Я пожимаю плечами, пытаясь избавиться от этого всеобъемлющего ощущения преображения.
— Это было хорошо.
— Хорошо?! — Киллиан взрывается, его глаза немного выпучиваются. — Просто хорошо?
— Да. — Я сдерживаю улыбку. — Это было хорошо.
Он фыркает. — Этот поцелуй был больше, чем просто хорошо. "Хорошо" даже близко не подходит для описания.
Я смеюсь. — Как бы ты его описали?
Он на мгновение задумывается. — Я бы описал его как… Поцелуй, ради которого можно пересечь океаны. Поцелуй, за который можно пойти в бой. Поцелуй, который сделает из злодея героя.
Я непонимающе смотрю на него. — Это было почти поэтично.
— Почти поэтично? — возражает он. — Господи. Это было так чертовски поэтично, как только можно. В наши дни я ни черта не получаю в кредит.
Я смеюсь. — Я думаю, ты нашел свой путь, — Говорю я, вырываясь из его объятий и спускаясь с балкона.
Он следует за мной. — Тебе, наверное, это кажется драматичным, — говорит он, пожимая плечами. — Но для меня это норма.
— Ты, безусловно, очарователен.
— В том-то и дело. Я не пытаюсь очаровать тебя, — говорит он со всей очевидной искренностью. — Я просто говорю правду.
Я резко оборачиваюсь, и он чуть не врезается в меня.
Я кладу одну руку ему на грудь, и он смотрит на нее, лежащую там.
— В любом случае, корабль уже отплыл, — тихо говорю я ему. — Считай, что я очарована.
— Да? — спрашивает он со своей мальчишеской улыбкой.
— Да.
— Значит, я не единственный, кто это чувствует, — говорит он, накрывая мою руку своей.

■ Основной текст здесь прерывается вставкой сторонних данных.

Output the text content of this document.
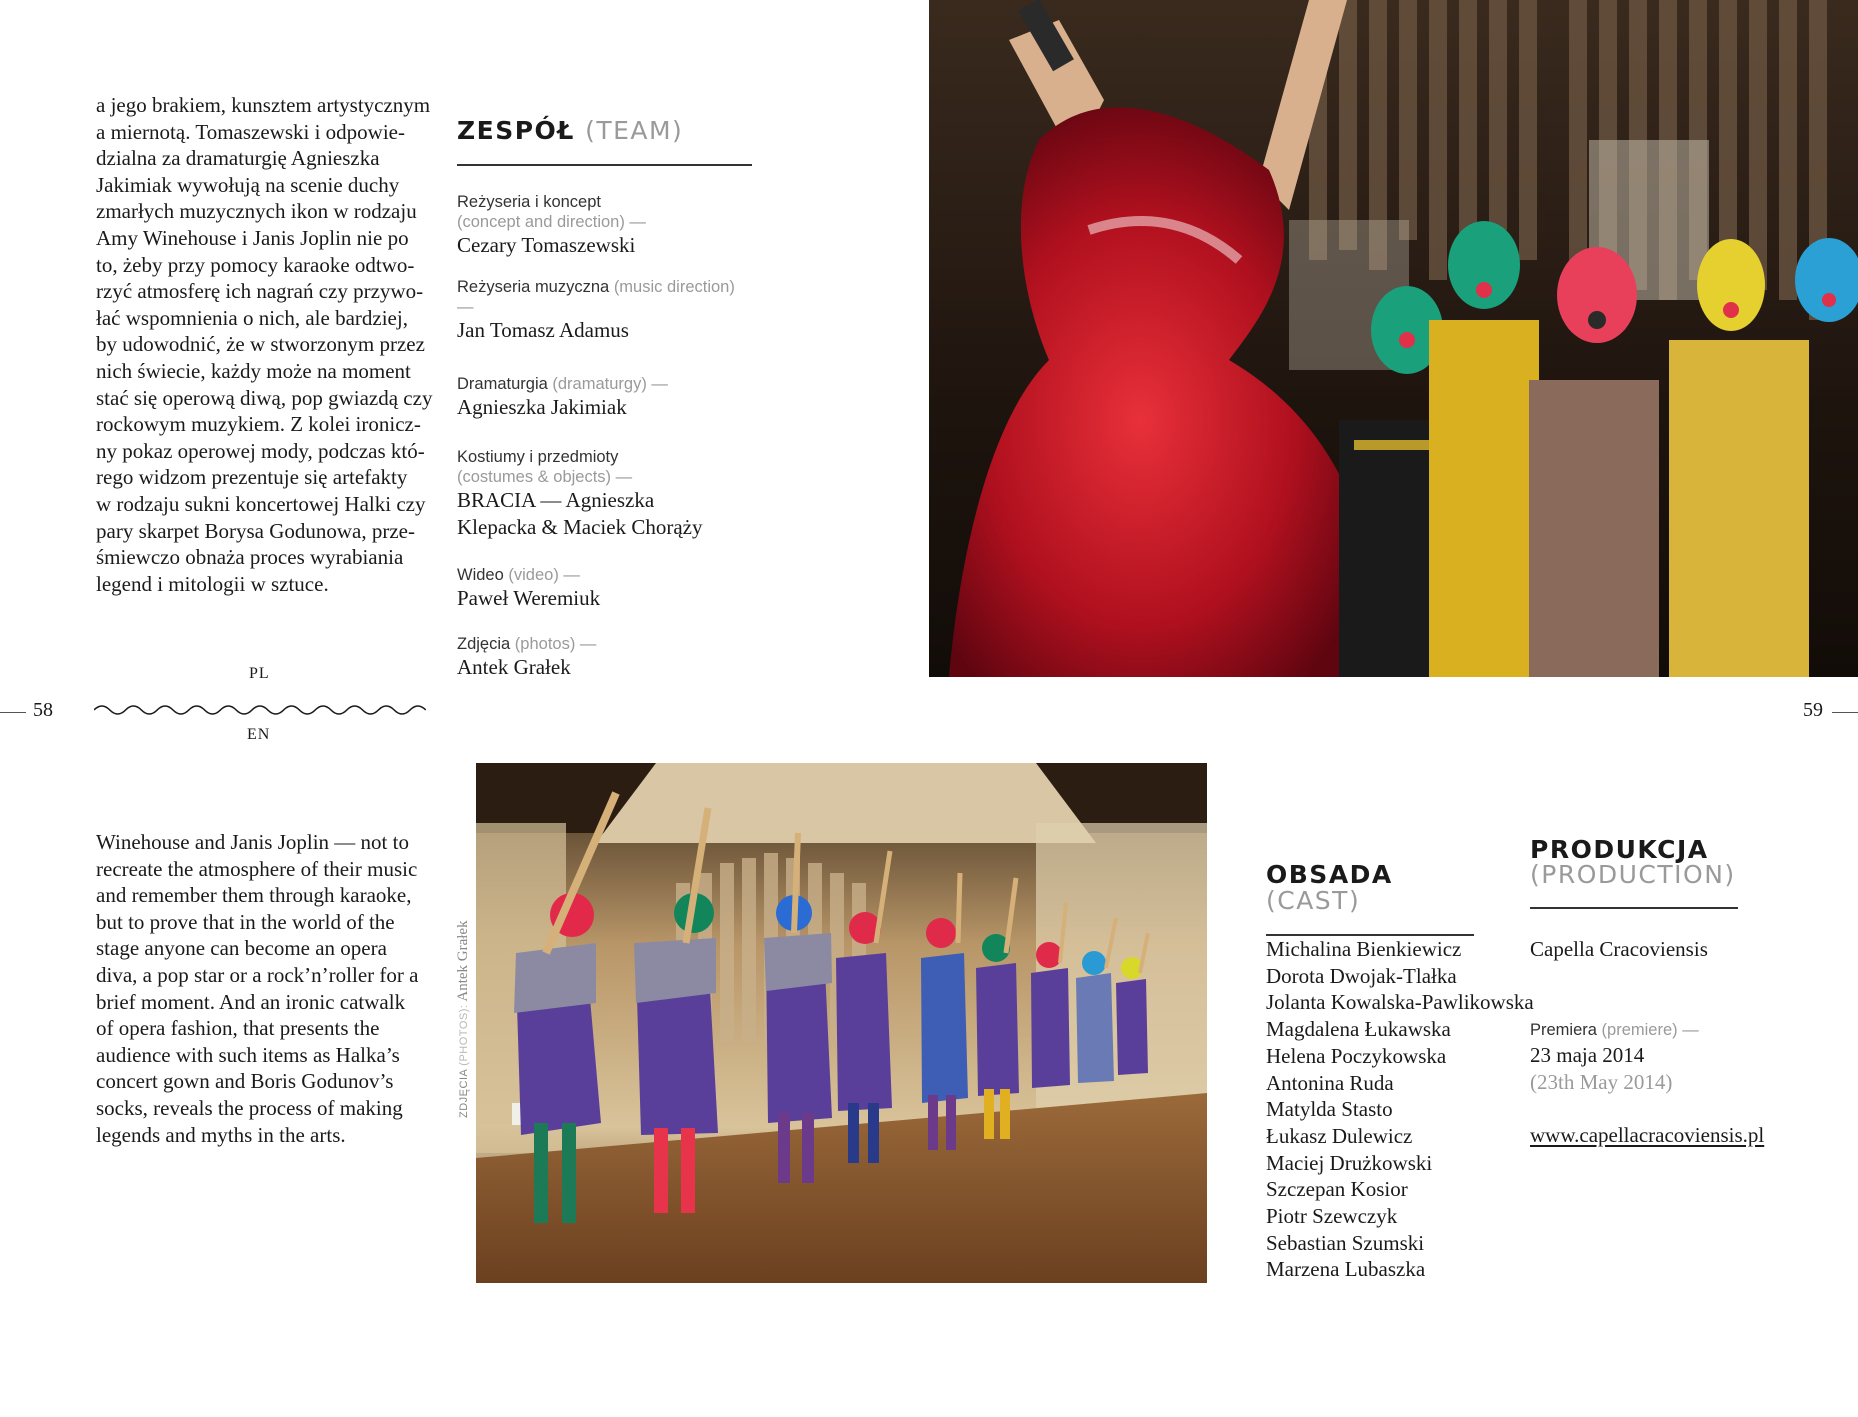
a jego brakiem, kunsztem artystycznym
a miernotą. Tomaszewski i odpowie-
dzialna za dramaturgię Agnieszka
Jakimiak wywołują na scenie duchy
zmarłych muzycznych ikon w rodzaju
Amy Winehouse i Janis Joplin nie po
to, żeby przy pomocy karaoke odtwo-
rzyć atmosferę ich nagrań czy przywo-
łać wspomnienia o nich, ale bardziej,
by udowodnić, że w stworzonym przez
nich świecie, każdy może na moment
stać się operową diwą, pop gwiazdą czy
rockowym muzykiem. Z kolei ironicz-
ny pokaz operowej mody, podczas któ-
rego widzom prezentuje się artefakty
w rodzaju sukni koncertowej Halki czy
pary skarpet Borysa Godunowa, prze-
śmiewczo obnaża proces wyrabiania
legend i mitologii w sztuce.
ZESPÓŁ (TEAM)
Reżyseria i koncept
(concept and direction) —
Cezary Tomaszewski
Reżyseria muzyczna (music direction) —
Jan Tomasz Adamus
Dramaturgia (dramaturgy) —
Agnieszka Jakimiak
Kostiumy i przedmioty
(costumes & objects) —
BRACIA — Agnieszka
Klepacka & Maciek Chorąży
Wideo (video) —
Paweł Weremiuk
Zdjęcia (photos) —
Antek Grałek
58
PL
EN
Winehouse and Janis Joplin — not to
recreate the atmosphere of their music
and remember them through karaoke,
but to prove that in the world of the
stage anyone can become an opera
diva, a pop star or a rock’n’roller for a
brief moment. And an ironic catwalk
of opera fashion, that presents the
audience with such items as Halka’s
concert gown and Boris Godunov’s
socks, reveals the process of making
legends and myths in the arts.
ZDJĘCIA (PHOTOS): Antek Grałek
59
OBSADA (CAST)
Michalina Bienkiewicz
Dorota Dwojak-Tlałka
Jolanta Kowalska-Pawlikowska
Magdalena Łukawska
Helena Poczykowska
Antonina Ruda
Matylda Stasto
Łukasz Dulewicz
Maciej Drużkowski
Szczepan Kosior
Piotr Szewczyk
Sebastian Szumski
Marzena Lubaszka
PRODUKCJA
(PRODUCTION)
Capella Cracoviensis
Premiera (premiere) —
23 maja 2014
(23th May 2014)
www.capellacracoviensis.pl
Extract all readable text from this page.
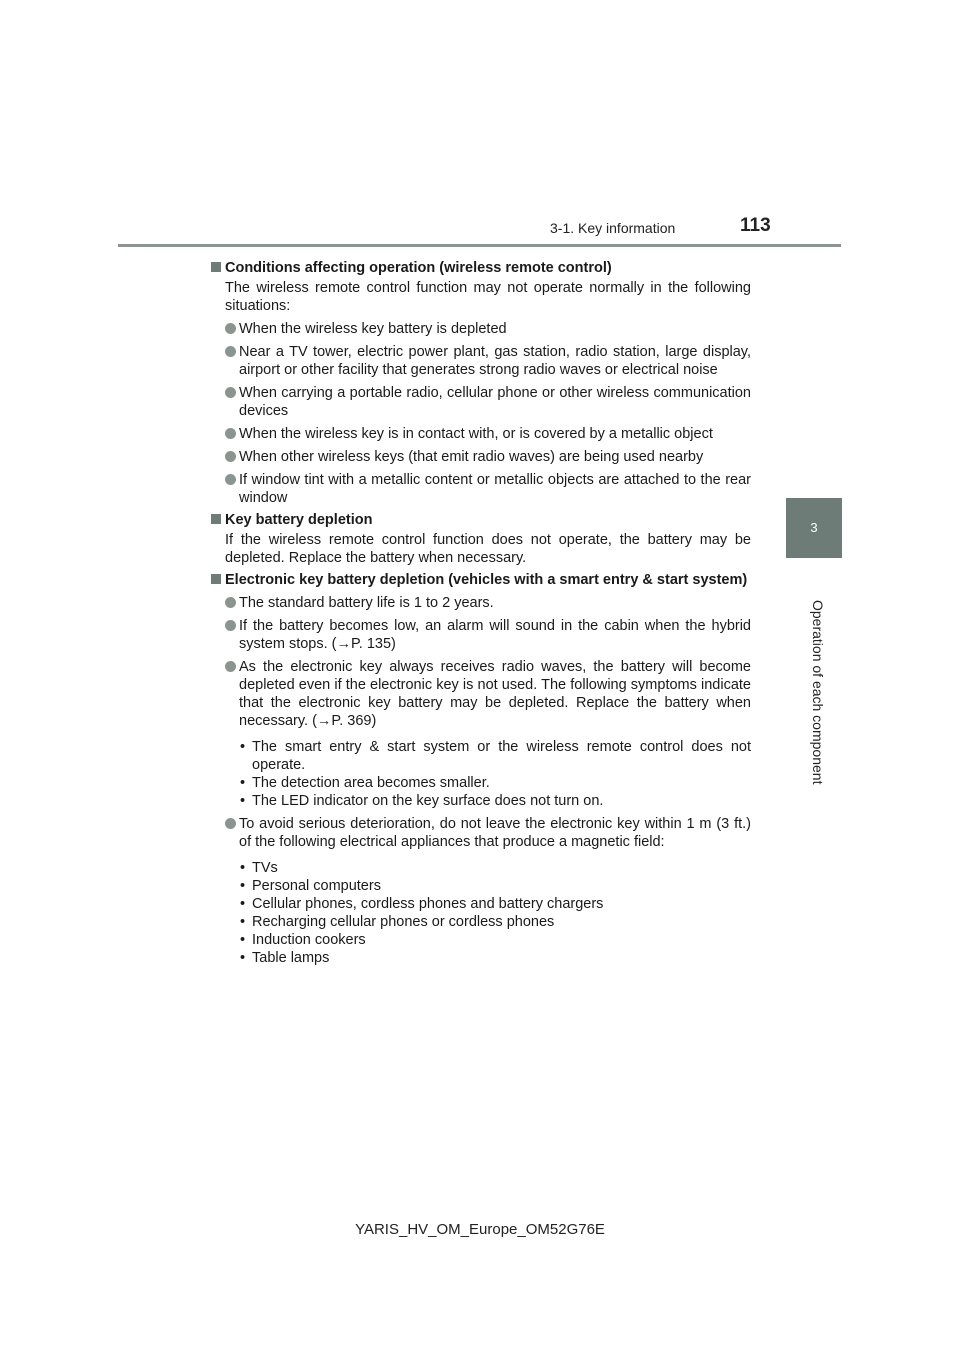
3-1. Key information	113
3
Operation of each component
Conditions affecting operation (wireless remote control)
The wireless remote control function may not operate normally in the following situations:
When the wireless key battery is depleted
Near a TV tower, electric power plant, gas station, radio station, large display, airport or other facility that generates strong radio waves or electrical noise
When carrying a portable radio, cellular phone or other wireless communication devices
When the wireless key is in contact with, or is covered by a metallic object
When other wireless keys (that emit radio waves) are being used nearby
If window tint with a metallic content or metallic objects are attached to the rear window
Key battery depletion
If the wireless remote control function does not operate, the battery may be depleted. Replace the battery when necessary.
Electronic key battery depletion (vehicles with a smart entry & start system)
The standard battery life is 1 to 2 years.
If the battery becomes low, an alarm will sound in the cabin when the hybrid system stops. (→P. 135)
As the electronic key always receives radio waves, the battery will become depleted even if the electronic key is not used. The following symptoms indicate that the electronic key battery may be depleted. Replace the battery when necessary. (→P. 369)
• The smart entry & start system or the wireless remote control does not operate.
• The detection area becomes smaller.
• The LED indicator on the key surface does not turn on.
To avoid serious deterioration, do not leave the electronic key within 1 m (3 ft.) of the following electrical appliances that produce a magnetic field:
• TVs
• Personal computers
• Cellular phones, cordless phones and battery chargers
• Recharging cellular phones or cordless phones
• Induction cookers
• Table lamps
YARIS_HV_OM_Europe_OM52G76E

Я чувствую, как его сердцебиение становится громким и сильным.
— Нет, — отвечаю я, хотя и не совсем уверена, что это такое. — Ты не единственный.
Когда мы смотрим друг на друга, улыбки исчезают с наших лиц, когда всплывает осознание того, что мы только что признали.
Может быть, мы оба находимся в уязвимом месте в нашей жизни.
Возможно, это чувство чисто воображаемое.
Может быть, мы ошибаемся.
Но как часто два человека ошибаются подобным образом?
Когда Киллиан целует меня во второй раз, все по-другому.
Это ощущается по-другому.
Это ощущается сильнее.
Как будто признание наших чувств друг к другу усилило все. Мое тело словно горит, когда он прикасается ко мне.
Мои губы жадные.
Мое тело проголодалось.
И на этот раз я не удовлетворюсь простым поцелуем.
Это я тянусь за его толстовкой. Это я стаскиваю ее с него и бросаю на пол. Мои руки скользят под белую футболку, которая на нем надета.
Я на самом деле вздыхаю, когда мои руки пробегают по твердой стене мышц.
Затем я задираю его футболку через голову.
Когда я тянусь к пряжке его джинсов, он на мгновение замирает. Он отстраняется, прерывая наши лихорадочные поцелуи. Он все еще улыбается, но его глаза серьезны.